These biomarkers are used to evaluate the effects on related proteins involved in memory in the hippocampus of mice exposed to TBPH. The levels of BDNF, p-CREB, and PSD-95 in the hippocampus were measured using commercial ELISA kits, according to the manufacturer’s instructions. The sensitivities of the ELISA kits were 1.0 pg/mL for BDNF, 0.1 ng/mL for p-CREB, and 0.1 ng/mL for PSD-95. The concentrations were measured in duplicate for each sample.

Western blot

The expression of GRP78, PERK, and CHOP protein in the hippocampus from mice in each group was detected by western blot. After the frozen mouse, hippocampal tissue was lysed with RIPA lysate, the total protein was extracted, and the protein concentration in the sample was determined by BCA. The protein was separated by 10 μL 10% SDS-PAGE gel electrophoresis and then transferred to a 0.45 μm polyvinylidene fluoride (PVDF) membrane. An anti-blocking buffer was added and the solution shaken at room temperature for 1 h. Then GAPDH (5% skim milk, 1: 10,000), GRP78 (5% skim milk, 1:2000), PERK (5% BAS, 1:1000), and CHOP (5% BAS, 1:1000) antibodies were added and sealed overnight at 4°C. The membrane was washed and incubated with sheep anti-rabbit second antibody at room temperature for 1 h. The gray values and gray ratios of GAPDH, GRP78, PERK, and CHOP bands for each sample were obtained.

Statistical analysis

The obtained experimental data were expressed as mean ± standard error of the mean (SEM) and analyzed using GraphPad Prism 8.0 (San Diego, CA, USA). The differences between groups were analyzed for significance by performing a one-way analysis of variance combined with a Tukey test. A p-value of <0.05 was regarded as significant.

Results

Effects of TBPH and CUR treatment on spatial learning and memory in mice

Figure 1 presents the heatmaps of the five different treatment groups showing the 60 s mouse trajectories while searching for the platform. There was insignificant reduction in density of target area trajectories of mice in 200 mg·kg⁻¹ TBPH group as compared to normal. There was also no significant increase in purposeful searching for the platform in the co-exposure group (TBPH + CUR) group compared with the 200 mg·kg⁻¹ TBPH group.

Figure 1.

Heatmaps of mouse trajectories in the MWM for the different treatment groups (n=8). The yellow, green, and blue tracks represent the exercise residence times of the mice over the whole area. Yellow tracks indicate the longest time spent in motion, followed by green then blue, and no trace means that the mice did not move into that region.

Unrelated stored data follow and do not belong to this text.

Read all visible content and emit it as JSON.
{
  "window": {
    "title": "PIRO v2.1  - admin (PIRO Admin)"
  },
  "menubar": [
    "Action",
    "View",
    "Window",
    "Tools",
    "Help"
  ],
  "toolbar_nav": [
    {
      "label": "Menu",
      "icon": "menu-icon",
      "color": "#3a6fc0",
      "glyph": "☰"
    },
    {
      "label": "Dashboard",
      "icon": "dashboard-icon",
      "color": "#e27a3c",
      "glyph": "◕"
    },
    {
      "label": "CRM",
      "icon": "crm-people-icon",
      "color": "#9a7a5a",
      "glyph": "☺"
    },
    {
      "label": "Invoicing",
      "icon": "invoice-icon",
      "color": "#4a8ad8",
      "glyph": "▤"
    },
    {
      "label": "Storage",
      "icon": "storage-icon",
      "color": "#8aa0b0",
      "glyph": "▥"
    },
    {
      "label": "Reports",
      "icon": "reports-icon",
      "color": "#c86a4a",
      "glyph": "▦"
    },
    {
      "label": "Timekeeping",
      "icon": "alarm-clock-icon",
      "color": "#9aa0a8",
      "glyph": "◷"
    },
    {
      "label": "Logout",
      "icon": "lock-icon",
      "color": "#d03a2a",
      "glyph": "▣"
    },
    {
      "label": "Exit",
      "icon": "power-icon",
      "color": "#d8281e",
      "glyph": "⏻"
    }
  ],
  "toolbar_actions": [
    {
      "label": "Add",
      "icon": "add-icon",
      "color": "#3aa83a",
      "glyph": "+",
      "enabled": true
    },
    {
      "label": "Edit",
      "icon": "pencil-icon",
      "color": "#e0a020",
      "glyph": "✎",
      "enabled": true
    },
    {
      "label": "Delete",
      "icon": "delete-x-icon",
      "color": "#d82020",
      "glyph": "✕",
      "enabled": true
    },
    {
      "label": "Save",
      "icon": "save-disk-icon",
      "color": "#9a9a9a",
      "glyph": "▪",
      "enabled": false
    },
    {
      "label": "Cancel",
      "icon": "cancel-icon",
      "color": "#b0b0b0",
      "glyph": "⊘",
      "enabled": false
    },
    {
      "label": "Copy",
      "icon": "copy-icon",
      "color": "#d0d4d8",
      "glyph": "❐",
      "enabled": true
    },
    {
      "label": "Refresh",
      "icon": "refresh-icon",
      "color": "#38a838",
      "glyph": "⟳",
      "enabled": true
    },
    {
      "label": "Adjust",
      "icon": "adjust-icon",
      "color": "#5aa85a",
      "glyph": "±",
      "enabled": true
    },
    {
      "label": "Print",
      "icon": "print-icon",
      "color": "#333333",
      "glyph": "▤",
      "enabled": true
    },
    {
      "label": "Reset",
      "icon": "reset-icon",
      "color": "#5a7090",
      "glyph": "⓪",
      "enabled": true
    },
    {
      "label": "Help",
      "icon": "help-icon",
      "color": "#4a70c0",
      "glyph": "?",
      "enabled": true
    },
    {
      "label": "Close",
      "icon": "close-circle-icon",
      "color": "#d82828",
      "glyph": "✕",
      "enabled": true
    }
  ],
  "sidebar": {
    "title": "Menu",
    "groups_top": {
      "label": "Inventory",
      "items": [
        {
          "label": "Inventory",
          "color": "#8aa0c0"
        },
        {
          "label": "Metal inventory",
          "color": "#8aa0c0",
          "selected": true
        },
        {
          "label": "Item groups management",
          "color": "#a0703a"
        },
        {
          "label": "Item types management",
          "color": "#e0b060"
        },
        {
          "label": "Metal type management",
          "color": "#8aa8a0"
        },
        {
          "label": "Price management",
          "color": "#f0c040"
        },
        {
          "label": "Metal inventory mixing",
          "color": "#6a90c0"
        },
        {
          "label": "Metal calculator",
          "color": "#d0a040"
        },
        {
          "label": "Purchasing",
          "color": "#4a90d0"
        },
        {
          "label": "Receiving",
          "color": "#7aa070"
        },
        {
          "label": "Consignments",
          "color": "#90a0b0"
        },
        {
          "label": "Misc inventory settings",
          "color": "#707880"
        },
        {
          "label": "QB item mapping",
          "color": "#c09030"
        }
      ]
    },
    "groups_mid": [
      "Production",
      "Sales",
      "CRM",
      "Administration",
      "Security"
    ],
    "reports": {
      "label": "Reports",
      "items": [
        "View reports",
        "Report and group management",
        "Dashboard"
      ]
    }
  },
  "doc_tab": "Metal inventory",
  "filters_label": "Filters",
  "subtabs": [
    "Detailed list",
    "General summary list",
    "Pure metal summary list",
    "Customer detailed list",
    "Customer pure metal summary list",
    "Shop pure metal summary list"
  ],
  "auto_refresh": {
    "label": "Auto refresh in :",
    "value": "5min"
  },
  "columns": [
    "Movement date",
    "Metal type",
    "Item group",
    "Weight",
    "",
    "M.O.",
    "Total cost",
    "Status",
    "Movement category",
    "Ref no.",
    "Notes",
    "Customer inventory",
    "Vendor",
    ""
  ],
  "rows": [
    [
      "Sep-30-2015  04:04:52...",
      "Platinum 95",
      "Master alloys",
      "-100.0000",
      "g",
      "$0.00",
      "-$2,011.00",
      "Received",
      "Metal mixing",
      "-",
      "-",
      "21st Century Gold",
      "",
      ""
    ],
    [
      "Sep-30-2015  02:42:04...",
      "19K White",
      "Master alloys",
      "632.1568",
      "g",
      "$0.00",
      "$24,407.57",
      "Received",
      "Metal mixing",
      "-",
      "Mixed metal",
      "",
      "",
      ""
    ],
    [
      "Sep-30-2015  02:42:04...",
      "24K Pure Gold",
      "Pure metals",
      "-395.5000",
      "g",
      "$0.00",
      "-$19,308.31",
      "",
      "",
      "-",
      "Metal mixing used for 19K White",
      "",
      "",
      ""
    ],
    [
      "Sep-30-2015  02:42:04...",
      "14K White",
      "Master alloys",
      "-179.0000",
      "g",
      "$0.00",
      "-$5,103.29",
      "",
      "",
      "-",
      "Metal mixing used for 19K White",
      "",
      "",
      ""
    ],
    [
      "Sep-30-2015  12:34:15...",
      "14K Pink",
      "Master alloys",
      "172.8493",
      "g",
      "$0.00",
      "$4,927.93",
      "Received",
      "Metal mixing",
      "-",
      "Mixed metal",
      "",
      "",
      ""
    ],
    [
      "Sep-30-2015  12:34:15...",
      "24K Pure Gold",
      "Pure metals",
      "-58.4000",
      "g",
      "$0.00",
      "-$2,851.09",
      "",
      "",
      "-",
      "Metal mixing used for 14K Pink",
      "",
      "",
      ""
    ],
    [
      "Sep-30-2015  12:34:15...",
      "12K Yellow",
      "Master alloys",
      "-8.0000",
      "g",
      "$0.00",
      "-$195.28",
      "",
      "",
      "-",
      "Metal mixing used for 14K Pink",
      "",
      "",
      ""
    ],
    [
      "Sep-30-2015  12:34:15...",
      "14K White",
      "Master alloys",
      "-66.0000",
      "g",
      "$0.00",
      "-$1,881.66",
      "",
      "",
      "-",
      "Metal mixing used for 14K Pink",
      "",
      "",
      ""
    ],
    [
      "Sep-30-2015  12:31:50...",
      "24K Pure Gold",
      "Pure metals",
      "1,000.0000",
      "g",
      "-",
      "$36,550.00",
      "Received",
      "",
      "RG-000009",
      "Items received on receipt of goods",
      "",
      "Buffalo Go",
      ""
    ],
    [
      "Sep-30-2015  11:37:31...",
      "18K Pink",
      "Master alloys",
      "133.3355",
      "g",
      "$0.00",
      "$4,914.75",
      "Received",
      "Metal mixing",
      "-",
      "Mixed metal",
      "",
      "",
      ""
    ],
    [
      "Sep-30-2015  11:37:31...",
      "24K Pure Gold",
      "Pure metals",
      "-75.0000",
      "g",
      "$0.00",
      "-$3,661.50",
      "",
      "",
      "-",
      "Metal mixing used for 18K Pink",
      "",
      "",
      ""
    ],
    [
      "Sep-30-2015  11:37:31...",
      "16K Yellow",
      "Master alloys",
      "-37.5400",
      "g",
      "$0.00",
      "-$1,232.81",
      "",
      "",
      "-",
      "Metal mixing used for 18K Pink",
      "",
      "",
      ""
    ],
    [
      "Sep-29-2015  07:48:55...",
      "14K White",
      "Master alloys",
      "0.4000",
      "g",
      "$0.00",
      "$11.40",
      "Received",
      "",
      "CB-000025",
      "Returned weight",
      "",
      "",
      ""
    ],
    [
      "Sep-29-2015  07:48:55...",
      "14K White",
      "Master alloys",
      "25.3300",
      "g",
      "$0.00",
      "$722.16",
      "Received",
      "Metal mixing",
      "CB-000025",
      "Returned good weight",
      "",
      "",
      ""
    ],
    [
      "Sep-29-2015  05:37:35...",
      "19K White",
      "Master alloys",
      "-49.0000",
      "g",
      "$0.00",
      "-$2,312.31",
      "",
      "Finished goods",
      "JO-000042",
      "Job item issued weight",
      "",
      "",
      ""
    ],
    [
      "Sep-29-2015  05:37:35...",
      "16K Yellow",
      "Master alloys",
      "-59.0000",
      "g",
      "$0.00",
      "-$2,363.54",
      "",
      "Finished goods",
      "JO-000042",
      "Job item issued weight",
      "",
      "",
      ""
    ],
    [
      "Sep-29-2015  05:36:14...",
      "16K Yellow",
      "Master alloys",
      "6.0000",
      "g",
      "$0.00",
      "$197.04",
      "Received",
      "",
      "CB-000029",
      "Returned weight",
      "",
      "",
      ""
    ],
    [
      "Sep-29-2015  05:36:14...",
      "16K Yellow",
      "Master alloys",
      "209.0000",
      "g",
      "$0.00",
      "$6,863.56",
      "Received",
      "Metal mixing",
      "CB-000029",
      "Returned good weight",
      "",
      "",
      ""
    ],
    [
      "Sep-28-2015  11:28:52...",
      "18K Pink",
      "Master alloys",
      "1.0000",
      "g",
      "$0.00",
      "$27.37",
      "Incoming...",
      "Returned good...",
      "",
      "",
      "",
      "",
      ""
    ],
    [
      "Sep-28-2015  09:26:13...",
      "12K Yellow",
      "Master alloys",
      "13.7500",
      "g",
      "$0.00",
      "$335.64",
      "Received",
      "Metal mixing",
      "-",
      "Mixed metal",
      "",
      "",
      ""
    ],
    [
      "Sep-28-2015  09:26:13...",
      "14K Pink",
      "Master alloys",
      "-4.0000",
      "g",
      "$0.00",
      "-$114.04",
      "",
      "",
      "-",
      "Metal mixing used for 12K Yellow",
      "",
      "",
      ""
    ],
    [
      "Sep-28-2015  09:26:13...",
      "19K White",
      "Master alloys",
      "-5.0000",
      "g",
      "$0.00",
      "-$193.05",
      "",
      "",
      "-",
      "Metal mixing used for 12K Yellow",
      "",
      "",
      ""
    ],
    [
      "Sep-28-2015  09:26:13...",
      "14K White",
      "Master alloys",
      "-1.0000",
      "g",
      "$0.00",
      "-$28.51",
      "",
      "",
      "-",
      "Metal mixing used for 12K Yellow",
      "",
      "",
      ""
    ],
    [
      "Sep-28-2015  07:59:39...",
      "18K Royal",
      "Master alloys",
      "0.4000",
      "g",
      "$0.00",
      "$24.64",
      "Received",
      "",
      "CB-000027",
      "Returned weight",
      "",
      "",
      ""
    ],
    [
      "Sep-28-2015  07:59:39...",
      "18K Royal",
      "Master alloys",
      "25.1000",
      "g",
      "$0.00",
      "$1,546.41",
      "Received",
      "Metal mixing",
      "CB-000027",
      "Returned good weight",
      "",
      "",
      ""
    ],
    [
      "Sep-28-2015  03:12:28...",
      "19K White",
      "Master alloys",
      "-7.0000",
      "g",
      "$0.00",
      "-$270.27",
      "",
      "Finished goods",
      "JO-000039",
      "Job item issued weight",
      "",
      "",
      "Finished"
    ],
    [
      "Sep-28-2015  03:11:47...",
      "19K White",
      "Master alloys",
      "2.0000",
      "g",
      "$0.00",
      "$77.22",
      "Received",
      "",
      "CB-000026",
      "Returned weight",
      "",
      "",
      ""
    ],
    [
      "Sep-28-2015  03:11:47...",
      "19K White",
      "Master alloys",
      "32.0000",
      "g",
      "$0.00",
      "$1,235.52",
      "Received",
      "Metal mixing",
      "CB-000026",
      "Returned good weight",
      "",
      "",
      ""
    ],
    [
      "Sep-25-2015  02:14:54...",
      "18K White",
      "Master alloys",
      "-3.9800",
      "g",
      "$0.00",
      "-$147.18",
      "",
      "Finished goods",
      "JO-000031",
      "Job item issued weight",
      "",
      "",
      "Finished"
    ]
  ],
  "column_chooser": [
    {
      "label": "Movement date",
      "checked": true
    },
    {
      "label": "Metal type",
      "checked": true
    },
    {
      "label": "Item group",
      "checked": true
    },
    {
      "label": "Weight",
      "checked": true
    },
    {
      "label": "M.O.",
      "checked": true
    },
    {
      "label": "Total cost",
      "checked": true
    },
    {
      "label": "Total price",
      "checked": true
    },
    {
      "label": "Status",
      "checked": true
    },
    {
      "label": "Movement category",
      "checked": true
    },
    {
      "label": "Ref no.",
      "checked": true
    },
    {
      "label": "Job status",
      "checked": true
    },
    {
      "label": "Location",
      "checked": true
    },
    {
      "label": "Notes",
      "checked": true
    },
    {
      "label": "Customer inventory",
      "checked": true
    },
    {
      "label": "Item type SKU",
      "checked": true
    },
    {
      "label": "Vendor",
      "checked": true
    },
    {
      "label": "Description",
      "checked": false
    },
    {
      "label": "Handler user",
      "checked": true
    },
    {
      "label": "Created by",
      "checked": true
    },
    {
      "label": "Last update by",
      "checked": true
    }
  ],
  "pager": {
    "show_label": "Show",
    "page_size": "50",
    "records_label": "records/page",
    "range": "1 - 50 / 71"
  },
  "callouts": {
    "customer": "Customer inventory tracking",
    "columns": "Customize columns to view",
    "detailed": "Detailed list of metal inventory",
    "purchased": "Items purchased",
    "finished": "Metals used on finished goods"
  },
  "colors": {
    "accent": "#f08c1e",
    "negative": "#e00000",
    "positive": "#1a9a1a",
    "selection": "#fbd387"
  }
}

Figure 2(a) shows that during the 5-day training period in the positioning navigation experiment, the average time taken to find the hidden platform gradually decreased in all groups, but no significant difference was found (p > 0.05), all groups showing a purposeful search for the hidden platform. In addition, there was no significant difference in swimming speed between the five groups of mice (p > 0.05) (Supplementary Table S1). Figure 2(b) shows that compared with the control, less time is spent in the target quadrant by the TBPH group, but the difference is not significant. Similarly, Figure 2(c) shows that even though there was a reduction in the number of times the TBPH mice crossed the platform area, the result is also not statistically significant compared with the control. The results of the 20 mg·kg⁻¹ TBPH group compared with the 200 mg·kg⁻¹ TBPH group showed that the search time in the target quadrant and the number of crossings of the platform area decreased with the increase in TBPH concentration. In contrast, the search time in the target quadrant and the number of crossings of the platform area in the TBPH + CUR group were higher than in the 200 mg·kg⁻¹ TBPH group.

Figure 2.

Results of MWM for the different treatment groups (n=8). (a) The escape latency (s); (b) the time spent in the target quadrant; and (c) the number of crossings of the platform area.

Effects of TBPH and CUR treatments on MDA, SOD, and GSH levels in the hippocampus of mice

As shown in Figure 3, there was significant (p < 0.05) increase in tissue MDA and SOD level and reduction in tissue GSH level as compared to control though the higher dose (200 mg·kg⁻¹) being highly significant (p < 0.01). However, CUR significantly (p < 0.01) reversed the TBPH-induced increase in MDA, and SOD, and decrease in GSH level as compared to the TBPH (200 mg·kg⁻¹) group.

Figure 3.

Oxidative damage levels in the hippocampus of mice from the different treatment groups (n=7). (a) The concentration of MDA; (b) the concentration of SOD; and (c) the concentration of GSH. ^* p < 0.05, ^** p < 0.01, 200 mg·kg⁻¹ TBPH group compared to the control; ^# p < 0.05, 200 mg·kg⁻¹ TBPH group compared to the TBPH + CUR group.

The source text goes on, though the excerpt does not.